Multilevel Checkpointing

kellekai edited this page Sep 28, 2017 · 2 revisions

L1

L1 denotes the first safety level in the multilevel checkpointing strategy of FTI. The checkpoint of each process is written on the local SSD of the respective node. This is fast but possesses the drawback, that in case of a data loss and corrupted checkpoint data even in only one node, the execution cannot successfully restarted.

L2

L2 denotes the second safety level of checkpointing. On initialisation, FTI creates a virtual ring for each group of nodes with user defined size (see group_size). The first step of L2 is just a L1 checkpoint.
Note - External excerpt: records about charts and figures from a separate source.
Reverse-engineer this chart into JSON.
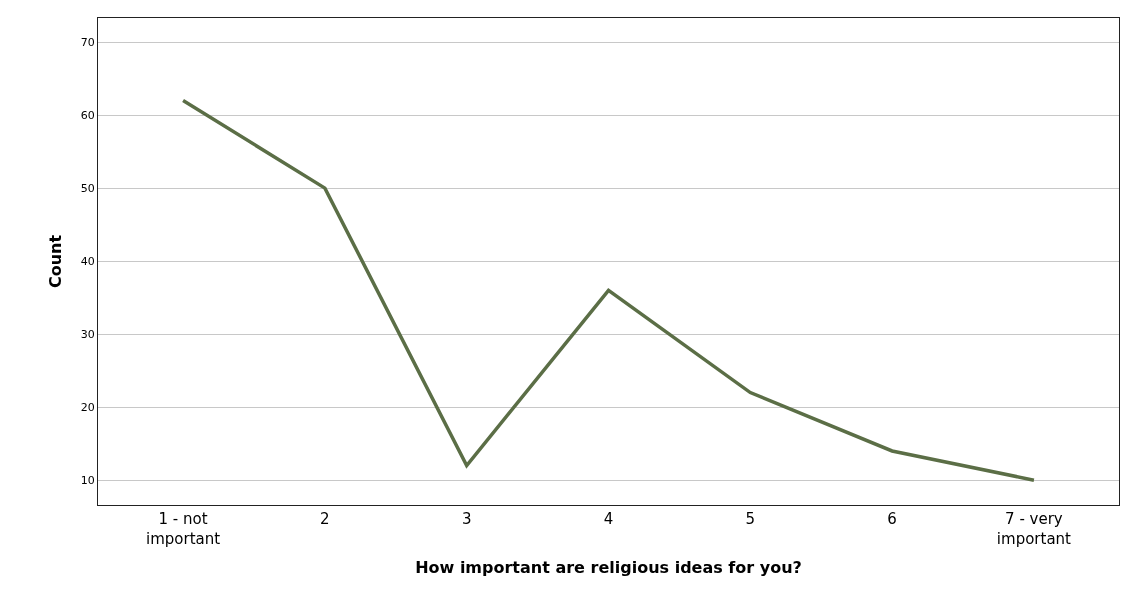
{
  "chart_data": {
    "type": "line",
    "xlabel": "How important are religious ideas for you?",
    "ylabel": "Count",
    "categories": [
      "1 - not\nimportant",
      "2",
      "3",
      "4",
      "5",
      "6",
      "7 - very\nimportant"
    ],
    "series": [
      {
        "color": "#5b6e46",
        "values": [
          62,
          50,
          12,
          36,
          22,
          14,
          10
        ]
      }
    ],
    "ylim": [
      6.6,
      73.3
    ],
    "yticks": [
      10,
      20,
      30,
      40,
      50,
      60,
      70
    ],
    "grid": "y",
    "legend": false,
    "marker": "none",
    "line_style": "solid"
  }
}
In the second step, the checkpoints are duplicated and the copies stored on the neighbouring node in the group.

That means, in case of a failure and data loss in the nodes, the execution still can be successfully restarted, as long as the data loss does not happen on two neighbouring nodes at the same time.

L3

L3 denotes the third safety level of checkpointing. In this level, the check- point data trunks from each node getting encoded via the Reed-Solomon (RS) erasure code. The implementation in FTI can tolerate the breakdown and data loss in half of the nodes.

In contrast to the safety level L2, in level L3 it is irrelevant which of nodes encounters the failure. The missing data can get reconstructed from the remaining RS-encoded data files.

L4

L4 denotes the fourth safety level of checkpointing. All the checkpoint files are flushed to the parallel file system (PFS).